Не только в лицах человеческих, но и во всех предметах что-то подсмеивалось: из вечерних туманов, на небе клубившихся, глядело смешное страшилище — поп с рогами; в Летнем саду вороны каркали, как в ту страшную ночь, 11 марта, когда спугнули их батальоны семеновцев; и на темно-багровой зимней заре красные стены Михайловского замка, отраженные в черной воде канала, напоминали кровь.

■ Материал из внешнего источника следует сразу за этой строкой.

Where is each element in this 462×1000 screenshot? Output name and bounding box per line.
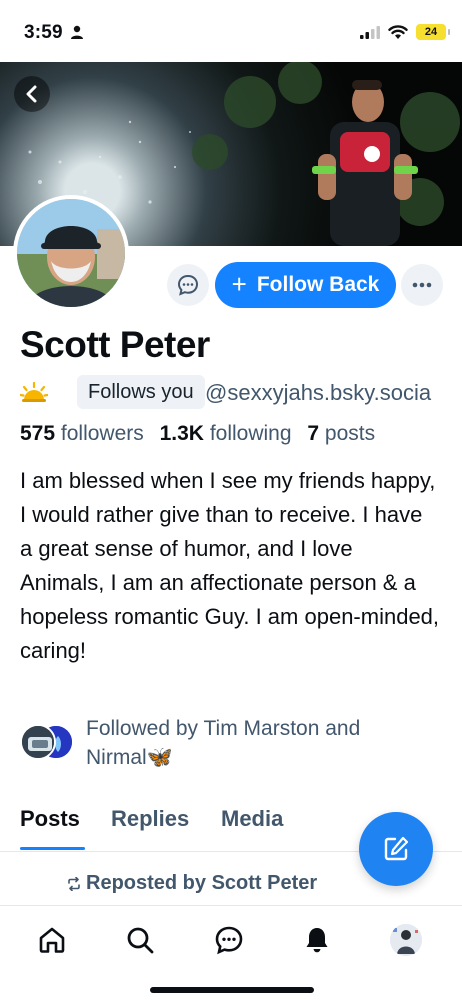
following-label: following <box>209 422 292 445</box>
battery-level: 24 <box>424 26 438 38</box>
status-indicators: 24 <box>360 24 450 40</box>
repost-indicator[interactable]: Reposted by Scott Peter <box>66 872 317 895</box>
following-stat[interactable]: 1.3K following <box>160 422 308 445</box>
status-time: 3:59 <box>24 22 63 43</box>
tab-posts[interactable]: Posts <box>20 806 80 832</box>
bottom-navigation <box>0 905 462 1000</box>
back-button[interactable] <box>14 76 50 112</box>
message-button[interactable] <box>167 264 209 306</box>
compose-icon <box>384 836 409 861</box>
tab-replies[interactable]: Replies <box>111 806 189 832</box>
following-count: 1.3K <box>159 422 204 445</box>
wifi-icon <box>388 24 408 39</box>
avatar-image <box>17 199 125 307</box>
ellipsis-icon <box>412 282 432 288</box>
signal-icon <box>360 26 380 39</box>
followers-stat[interactable]: 575 followers <box>20 422 160 445</box>
followed-by-line2: Nirmal🦋 <box>86 746 173 769</box>
follows-you-badge: Follows you <box>77 375 205 409</box>
home-indicator <box>150 987 314 993</box>
profile-handle: @sexxyjahs.bsky.socia <box>205 380 432 405</box>
person-icon <box>71 25 83 39</box>
posts-stat: 7 posts <box>307 422 385 445</box>
chat-bubble-icon <box>177 274 199 296</box>
chat-icon <box>215 926 243 955</box>
profile-bio: I am blessed when I see my friends happy… <box>20 468 440 663</box>
followed-by-line1: Followed by Tim Marston and <box>86 717 361 740</box>
nav-notifications[interactable] <box>299 922 335 958</box>
nav-search[interactable] <box>122 922 158 958</box>
follow-back-label: Follow Back <box>256 273 380 296</box>
profile-meta-row: Follows you @sexxyjahs.bsky.socia <box>20 374 462 410</box>
repost-label: Reposted by Scott Peter <box>86 872 318 894</box>
profile-avatar[interactable] <box>13 195 129 311</box>
search-icon <box>127 927 154 954</box>
nav-profile[interactable] <box>388 922 424 958</box>
nav-home[interactable] <box>34 922 70 958</box>
profile-stats: 575 followers 1.3K following 7 posts <box>20 422 385 446</box>
followers-count: 575 <box>20 422 56 445</box>
plus-icon: + <box>231 269 247 299</box>
posts-count: 7 <box>307 422 320 445</box>
followed-by-text: Followed by Tim Marston and Nirmal🦋 <box>86 714 360 772</box>
chevron-left-icon <box>26 85 37 103</box>
follow-back-button[interactable]: + Follow Back <box>215 262 396 308</box>
follower-avatar <box>20 724 56 760</box>
followers-label: followers <box>60 422 144 445</box>
repost-icon <box>68 876 80 891</box>
bell-icon <box>306 928 328 953</box>
posts-label: posts <box>324 422 376 445</box>
active-tab-indicator <box>20 847 85 850</box>
tab-media[interactable]: Media <box>221 806 283 832</box>
followed-by-row[interactable]: Followed by Tim Marston and Nirmal🦋 <box>20 714 450 774</box>
nav-messages[interactable] <box>211 922 247 958</box>
sun-emoji-icon <box>20 382 48 402</box>
status-bar: 3:59 24 <box>0 0 462 62</box>
profile-name: Scott Peter <box>20 324 210 365</box>
compose-button[interactable] <box>359 812 433 886</box>
profile-avatar-small <box>390 924 422 956</box>
battery-indicator: 24 <box>416 24 450 40</box>
more-options-button[interactable] <box>401 264 443 306</box>
home-icon <box>39 927 65 953</box>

От петербургских туманов и призраков спасался он в Царское.
Здесь, в уединении, было легче. Он жил зимой в трех маленьких комнатках церковного флигеля — кабинете, спальне, столовой — очень простых, почти бедных. Ему казалось, что он уже отрекся от престола и живет в отставке.
Однажды, после обеда, он сидел один в кабинете у камелька. День был серенький, но иногда из-за туч выглядывало солнце; пламя в камельке бледнело, водянисто-прозрачное, и на замерзших окнах алмазный папоротник искрился. А за окнами, на грифельно-темном небе, белели деревья, одетые инеем; там, в снежном парке — светло, бело и тихо, как за тысячи верст от города: тишина колыбельно-могильная.
Он думал о предстоящем свидании с князем Валерьяном Голицыным.
Помнил обещанье, данное Софье; помнил также лицо князя Валерьяна в тот вечный миг над гробом Софьи, когда вдруг почувствовал, что любовь к умершей соединяет их, и что этот враг его — единственно нужный, близкий ему человек. Тогда ничего не стоило подойти к нему и заговорить, но потом, чем больше думал об этом свидании, тем труднее казалось оно. Проходили месяцы. Он все откладывал. Голицын ждал и перестал ждать; хотел уехать, просил отпуска. Государь не пускал его, но теперь был уверен, что свидание будет для обоих тягостно, лживо, унизительно и, главное, смешно тем страшным смехом, который всюду преследовал его.